You've come a long way, Ray.

Dumb-o-Meter score: 82. Biomet is sitting this one out, but J&J's DePuy has hired actress Angela Lansbury for a campaign that will "focus on the social and emotional differences between the sexes," Reuters reports.

5. Kingmakers

Suddenly the grass is looking greener at Sovereign Bancorp ( SOV).

The acquisitive Philadelphia-based thrift settled an acrimonious feud this week with big shareholder Relational Investors. The agreement ends a long-running clash in which Relational, a San Diego hedge fund, repeatedly accused Sovereign's board of self-dealing and inaccurate disclosure.

"Relational Asks SEC to Require Corrective Release and Mailing," started a December press-release critique of Sovereign CEO Jay Sidhu's holiday letter to shareholders. In another instance, Relational took pains to point out that lead director Daniel Rothermel owned a lawn service used by Sovereign .

"There's a sense that we can't trust these Sovereign people," Relational boss Ralph Whitworth told Institutional Investor last May.

Can't trust 'em? Join 'em. Under the settlement, Relational gets a board seat as well as a say in naming a second new independent director. The first seat will be filled by Whitworth.

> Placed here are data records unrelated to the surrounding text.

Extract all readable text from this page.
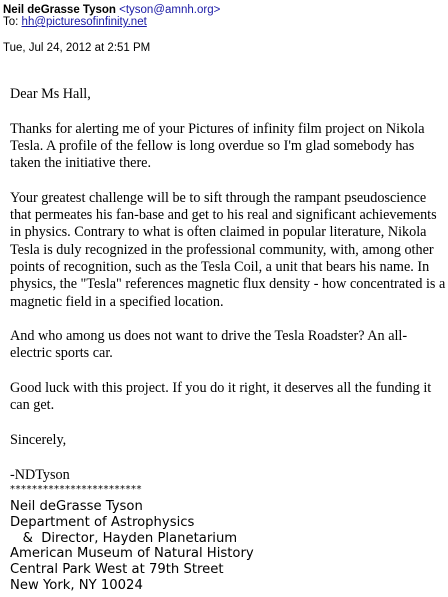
Neil deGrasse Tyson <tyson@amnh.org>
To: hh@picturesofinfinity.net
Tue, Jul 24, 2012 at 2:51 PM

Dear Ms Hall,

Thanks for alerting me of your Pictures of infinity film project on Nikola Tesla. A profile of the fellow is long overdue so I'm glad somebody has taken the initiative there.

Your greatest challenge will be to sift through the rampant pseudoscience that permeates his fan-base and get to his real and significant achievements in physics. Contrary to what is often claimed in popular literature, Nikola Tesla is duly recognized in the professional community, with, among other points of recognition, such as the Tesla Coil, a unit that bears his name. In physics, the "Tesla" references magnetic flux density - how concentrated is a magnetic field in a specified location.

And who among us does not want to drive the Tesla Roadster? An all-electric sports car.

Good luck with this project. If you do it right, it deserves all the funding it can get.

Sincerely,

-NDTyson

************************
Neil deGrasse Tyson
Department of Astrophysics
&  Director, Hayden Planetarium
American Museum of Natural History
Central Park West at 79th Street
New York, NY 10024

And what about the other new board member?

Well, he or she "will be selected by Sovereign's board from lists of candidates provided by Relational of high caliber persons of national reputation with no prior involvement with Relational or Sovereign," Sovereign says in a Thursday morning press release.

Relational didn't comment, but we think one independent person of national reputation fits the bill nicely. This former investment banking giant just won exoneration in a closely watched obstruction of justice case. He may not have made a uniformly positive impression on the stand, but a guy can't be good at everything.

Yes, we think Frank Quattrone could be just the right caliber for this bunch.

Dumb-o-Meter score: 79. Anyone can see you can trust Quattrone.